Introduction:
The paper titled “Caste and Care Work: Reviewing Time-use Surveys through an Intersectional Lens”, authored by Dr Srujana Boddu and Dr Diagy Verghese essentially argues that care work is essential yet undervalued. By focusing on Dalit and lower-caste women, this paper shows how dominant measurement tools fail to capture the overlapping and unequal burdens of care borne by marginalised women.
Abstract:
Care work is often categorised as a gendered issue, overlooking the intricate role of caste and its hierarchies. Existing dominant methodologies, such as Time-Use Surveys, fail to capture the caste-based stratification of care work, particularly the unpaid and underpaid labour carried out by lower-caste women. These surveys rely on rigid classifications that obscure the blurred boundaries between labour and care for marginalised women, thereby reinforcing epistemic gaps in policy discourse. This paper advocates for a caste-sensitive approach to time-use research, integrating qualitative methods like participatory time-use studies and caste-disaggregated data. It also stresses the need for an intersectional framework to ensure that the burdens of marginalised women are acknowledged and addressed in academic research and policies.
Explanation in Layperson’s Terms:
The paper argues that a lot of the care work that keeps households and society running such as cooking, cleaning, childcare, elder care, and emotional support, is not just shaped by gender, but very deeply by caste. While surveys and policies usually talk about care work as “women’s work,” they miss the fact that Dalit and lower-caste women often do the most exhausting, undervalued, and invisible forms of care, both inside their own homes and for others. Most often, given that the care work (inside and outside their households) of women from marginalised castes are both paid and unpaid economic activities, these distinctions are blurred. The paper argues that commonly used tools like time-use surveys fail to capture this reality because they use rigid categories that do not reflect how care and labour overlap in the lives of marginalised women. As a result, the unequal and double burden faced by lower-caste women remains hidden in data and policy, reinforcing social and economic inequalities instead of addressing them.
Practical Implementation and Social Implication:
The paper on caste and care work highlights how care both paid and unpaid works are deeply shaped by caste hierarchies, not just gender. By examining time-use methodology, we argue how care labour intersects with social disadvantage, challenging mainstream labour policy which tends to treat care work as universal and secondary.

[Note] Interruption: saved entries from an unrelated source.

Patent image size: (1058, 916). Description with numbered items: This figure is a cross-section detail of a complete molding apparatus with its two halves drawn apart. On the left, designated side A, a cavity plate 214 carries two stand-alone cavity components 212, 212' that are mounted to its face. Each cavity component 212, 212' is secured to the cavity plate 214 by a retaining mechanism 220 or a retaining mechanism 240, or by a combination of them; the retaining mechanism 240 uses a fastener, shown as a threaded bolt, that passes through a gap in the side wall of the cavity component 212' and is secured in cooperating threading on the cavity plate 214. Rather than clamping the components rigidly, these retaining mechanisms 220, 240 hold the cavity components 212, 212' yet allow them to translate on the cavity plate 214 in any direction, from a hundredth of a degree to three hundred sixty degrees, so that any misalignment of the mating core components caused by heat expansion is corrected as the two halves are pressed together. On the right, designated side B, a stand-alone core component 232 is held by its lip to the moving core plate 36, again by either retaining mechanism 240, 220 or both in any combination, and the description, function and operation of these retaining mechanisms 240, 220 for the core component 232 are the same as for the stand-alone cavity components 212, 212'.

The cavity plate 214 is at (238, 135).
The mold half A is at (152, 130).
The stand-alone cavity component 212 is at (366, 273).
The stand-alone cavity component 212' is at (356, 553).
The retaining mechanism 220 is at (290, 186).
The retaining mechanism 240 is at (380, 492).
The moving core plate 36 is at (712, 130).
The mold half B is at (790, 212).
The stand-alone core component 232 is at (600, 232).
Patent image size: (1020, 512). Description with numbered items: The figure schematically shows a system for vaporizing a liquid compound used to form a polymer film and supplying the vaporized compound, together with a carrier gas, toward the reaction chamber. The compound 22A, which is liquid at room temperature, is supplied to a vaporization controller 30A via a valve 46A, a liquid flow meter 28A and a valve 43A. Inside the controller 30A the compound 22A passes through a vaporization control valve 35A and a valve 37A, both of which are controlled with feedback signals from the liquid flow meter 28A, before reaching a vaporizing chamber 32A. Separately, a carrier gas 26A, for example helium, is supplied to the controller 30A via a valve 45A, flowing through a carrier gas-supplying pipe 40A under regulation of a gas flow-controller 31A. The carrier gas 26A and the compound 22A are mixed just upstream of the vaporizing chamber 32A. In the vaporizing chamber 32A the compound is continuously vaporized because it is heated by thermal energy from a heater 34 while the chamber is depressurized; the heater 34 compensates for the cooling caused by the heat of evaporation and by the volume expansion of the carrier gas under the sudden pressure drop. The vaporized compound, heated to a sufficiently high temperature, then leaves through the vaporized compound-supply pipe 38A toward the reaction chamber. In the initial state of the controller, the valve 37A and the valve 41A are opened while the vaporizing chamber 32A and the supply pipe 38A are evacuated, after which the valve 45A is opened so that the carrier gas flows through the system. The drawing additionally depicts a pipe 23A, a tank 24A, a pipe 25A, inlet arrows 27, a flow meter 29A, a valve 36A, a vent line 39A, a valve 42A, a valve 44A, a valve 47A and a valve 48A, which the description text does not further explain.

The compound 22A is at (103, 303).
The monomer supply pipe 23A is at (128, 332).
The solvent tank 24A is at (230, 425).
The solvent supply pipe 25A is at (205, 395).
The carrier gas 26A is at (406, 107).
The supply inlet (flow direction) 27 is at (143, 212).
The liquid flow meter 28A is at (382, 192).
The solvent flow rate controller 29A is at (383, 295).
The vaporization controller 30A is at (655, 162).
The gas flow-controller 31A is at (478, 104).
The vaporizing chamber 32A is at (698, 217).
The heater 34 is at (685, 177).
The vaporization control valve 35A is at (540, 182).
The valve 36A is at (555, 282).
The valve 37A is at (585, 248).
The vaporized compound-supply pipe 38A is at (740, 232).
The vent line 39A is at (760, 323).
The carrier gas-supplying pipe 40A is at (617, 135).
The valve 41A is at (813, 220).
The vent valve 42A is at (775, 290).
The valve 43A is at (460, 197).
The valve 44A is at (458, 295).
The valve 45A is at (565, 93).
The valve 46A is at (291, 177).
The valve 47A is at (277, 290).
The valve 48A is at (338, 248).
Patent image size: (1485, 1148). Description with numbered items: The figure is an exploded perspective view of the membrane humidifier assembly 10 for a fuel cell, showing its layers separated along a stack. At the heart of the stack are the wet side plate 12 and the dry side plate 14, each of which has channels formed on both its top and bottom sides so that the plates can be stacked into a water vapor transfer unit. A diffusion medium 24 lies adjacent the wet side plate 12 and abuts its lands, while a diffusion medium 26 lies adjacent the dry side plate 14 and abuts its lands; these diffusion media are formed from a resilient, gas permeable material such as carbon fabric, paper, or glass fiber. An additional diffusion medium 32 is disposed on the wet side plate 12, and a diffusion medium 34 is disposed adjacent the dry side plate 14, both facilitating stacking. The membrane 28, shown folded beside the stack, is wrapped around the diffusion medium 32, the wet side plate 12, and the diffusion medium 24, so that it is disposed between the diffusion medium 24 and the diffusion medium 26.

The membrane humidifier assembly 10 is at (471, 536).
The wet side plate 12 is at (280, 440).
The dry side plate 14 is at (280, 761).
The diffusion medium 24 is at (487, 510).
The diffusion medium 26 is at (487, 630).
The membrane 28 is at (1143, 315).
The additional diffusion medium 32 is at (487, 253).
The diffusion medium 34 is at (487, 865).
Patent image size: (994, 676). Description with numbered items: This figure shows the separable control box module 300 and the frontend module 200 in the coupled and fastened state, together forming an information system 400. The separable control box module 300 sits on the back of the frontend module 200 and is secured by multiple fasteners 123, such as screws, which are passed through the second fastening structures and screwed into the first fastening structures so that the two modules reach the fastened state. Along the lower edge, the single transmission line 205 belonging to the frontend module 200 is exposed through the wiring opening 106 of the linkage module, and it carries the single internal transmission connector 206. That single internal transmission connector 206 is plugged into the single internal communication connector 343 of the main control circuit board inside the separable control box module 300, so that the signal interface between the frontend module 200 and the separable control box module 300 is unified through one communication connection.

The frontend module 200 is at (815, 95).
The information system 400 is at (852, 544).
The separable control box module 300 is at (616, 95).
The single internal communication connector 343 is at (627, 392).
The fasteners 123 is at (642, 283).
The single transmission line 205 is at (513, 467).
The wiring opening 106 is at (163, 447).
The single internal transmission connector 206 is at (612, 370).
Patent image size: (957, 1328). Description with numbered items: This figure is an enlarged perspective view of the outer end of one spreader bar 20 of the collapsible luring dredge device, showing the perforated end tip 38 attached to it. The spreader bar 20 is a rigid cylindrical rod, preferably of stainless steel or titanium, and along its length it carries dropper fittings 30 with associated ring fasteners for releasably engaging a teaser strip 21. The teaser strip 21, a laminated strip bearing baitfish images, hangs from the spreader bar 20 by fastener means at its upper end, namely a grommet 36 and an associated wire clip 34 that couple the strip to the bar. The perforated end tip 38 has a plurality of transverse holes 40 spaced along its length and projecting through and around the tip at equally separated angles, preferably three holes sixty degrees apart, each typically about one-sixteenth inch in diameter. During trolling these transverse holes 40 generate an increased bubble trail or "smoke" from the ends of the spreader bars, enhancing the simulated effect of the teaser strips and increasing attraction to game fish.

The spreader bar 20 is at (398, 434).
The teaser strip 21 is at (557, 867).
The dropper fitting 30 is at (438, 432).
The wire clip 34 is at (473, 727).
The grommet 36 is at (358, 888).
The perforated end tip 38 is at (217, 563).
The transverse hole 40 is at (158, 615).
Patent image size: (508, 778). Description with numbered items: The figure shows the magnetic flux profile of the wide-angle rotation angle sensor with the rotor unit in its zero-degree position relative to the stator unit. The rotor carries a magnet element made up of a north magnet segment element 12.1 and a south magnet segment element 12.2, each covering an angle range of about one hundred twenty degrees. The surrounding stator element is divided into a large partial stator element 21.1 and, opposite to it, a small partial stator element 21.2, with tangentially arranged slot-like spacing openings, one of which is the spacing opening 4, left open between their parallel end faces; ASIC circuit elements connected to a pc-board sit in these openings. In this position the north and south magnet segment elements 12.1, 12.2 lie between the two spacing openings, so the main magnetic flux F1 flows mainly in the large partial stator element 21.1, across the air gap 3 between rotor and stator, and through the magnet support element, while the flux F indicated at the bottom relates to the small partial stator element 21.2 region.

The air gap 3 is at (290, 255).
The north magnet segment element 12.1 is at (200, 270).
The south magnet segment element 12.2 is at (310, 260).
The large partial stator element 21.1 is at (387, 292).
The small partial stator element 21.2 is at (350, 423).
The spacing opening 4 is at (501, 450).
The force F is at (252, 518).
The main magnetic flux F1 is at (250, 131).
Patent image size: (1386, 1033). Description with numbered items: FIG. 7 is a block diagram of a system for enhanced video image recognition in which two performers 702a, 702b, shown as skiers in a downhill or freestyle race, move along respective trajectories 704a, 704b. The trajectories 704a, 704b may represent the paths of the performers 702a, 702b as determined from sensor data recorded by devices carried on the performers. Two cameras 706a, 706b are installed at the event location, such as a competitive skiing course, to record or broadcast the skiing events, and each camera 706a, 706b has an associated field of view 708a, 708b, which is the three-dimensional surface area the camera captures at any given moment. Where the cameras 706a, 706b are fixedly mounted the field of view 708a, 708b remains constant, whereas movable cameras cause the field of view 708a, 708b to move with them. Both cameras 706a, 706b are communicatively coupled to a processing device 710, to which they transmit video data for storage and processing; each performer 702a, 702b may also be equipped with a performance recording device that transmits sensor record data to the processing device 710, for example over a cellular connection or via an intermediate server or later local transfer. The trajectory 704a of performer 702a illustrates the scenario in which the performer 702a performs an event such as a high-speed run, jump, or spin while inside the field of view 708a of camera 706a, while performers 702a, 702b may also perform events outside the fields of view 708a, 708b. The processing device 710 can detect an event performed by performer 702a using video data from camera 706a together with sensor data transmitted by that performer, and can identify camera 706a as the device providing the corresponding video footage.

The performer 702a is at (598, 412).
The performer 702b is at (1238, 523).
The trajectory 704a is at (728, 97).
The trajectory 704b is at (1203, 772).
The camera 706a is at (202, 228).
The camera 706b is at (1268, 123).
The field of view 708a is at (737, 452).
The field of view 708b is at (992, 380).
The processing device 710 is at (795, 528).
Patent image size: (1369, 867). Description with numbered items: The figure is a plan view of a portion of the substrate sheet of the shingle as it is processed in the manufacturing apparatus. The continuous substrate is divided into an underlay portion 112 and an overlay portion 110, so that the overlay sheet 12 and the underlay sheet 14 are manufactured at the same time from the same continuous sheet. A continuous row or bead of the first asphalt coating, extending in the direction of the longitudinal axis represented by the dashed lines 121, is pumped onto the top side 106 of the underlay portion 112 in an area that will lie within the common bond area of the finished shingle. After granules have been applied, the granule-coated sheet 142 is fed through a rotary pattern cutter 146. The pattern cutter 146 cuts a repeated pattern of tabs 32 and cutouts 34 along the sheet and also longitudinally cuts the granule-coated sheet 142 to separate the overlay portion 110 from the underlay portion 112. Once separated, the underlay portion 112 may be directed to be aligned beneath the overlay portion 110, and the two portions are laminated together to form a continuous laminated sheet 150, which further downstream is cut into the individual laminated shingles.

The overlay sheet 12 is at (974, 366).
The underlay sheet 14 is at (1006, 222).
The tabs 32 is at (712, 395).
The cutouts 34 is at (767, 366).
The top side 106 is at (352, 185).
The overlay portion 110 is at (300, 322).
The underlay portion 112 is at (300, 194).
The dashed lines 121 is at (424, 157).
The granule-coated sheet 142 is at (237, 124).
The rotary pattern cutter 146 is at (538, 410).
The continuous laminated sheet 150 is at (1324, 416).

The findings can help practical implications for policy making, as they emphasise not only the need for institutional recognition of care work in national statistics, but also underscore the importance of surveys to consider how these differ for women across different social settings. Without acknowledging the distinction of care for marginalised women, a universal measurement obscures the underlying nuances and cannot aid in informing public policies and support mechanisms for women across the heterogeneous social groups.
Future Research Plan:
Dr Srujana’s work broadly focuses on informal labour and urban informality, with particular attention to the intersections of caste and gender and political economy of regional development. Some of her ongoing research includes conceptualising informality and its drivers in the Global South, examining caste dynamics within urban informal labour markets, and analysing youth employment outcomes across differing policy regimes.
Dr Daigy’s research focuses on gender and its intersections with multiple social categories, domains, and discourses- such as development, media, politics, and caste- within the context of Kerala. Her work explores how gender is articulated in social media discussions around the ideologies and discourses of nationalism, feminism, and political masculinity. Her later research focuses on gender and development, investigating how informal labor and family dynamics shape the everyday lives and well-being of women working from home.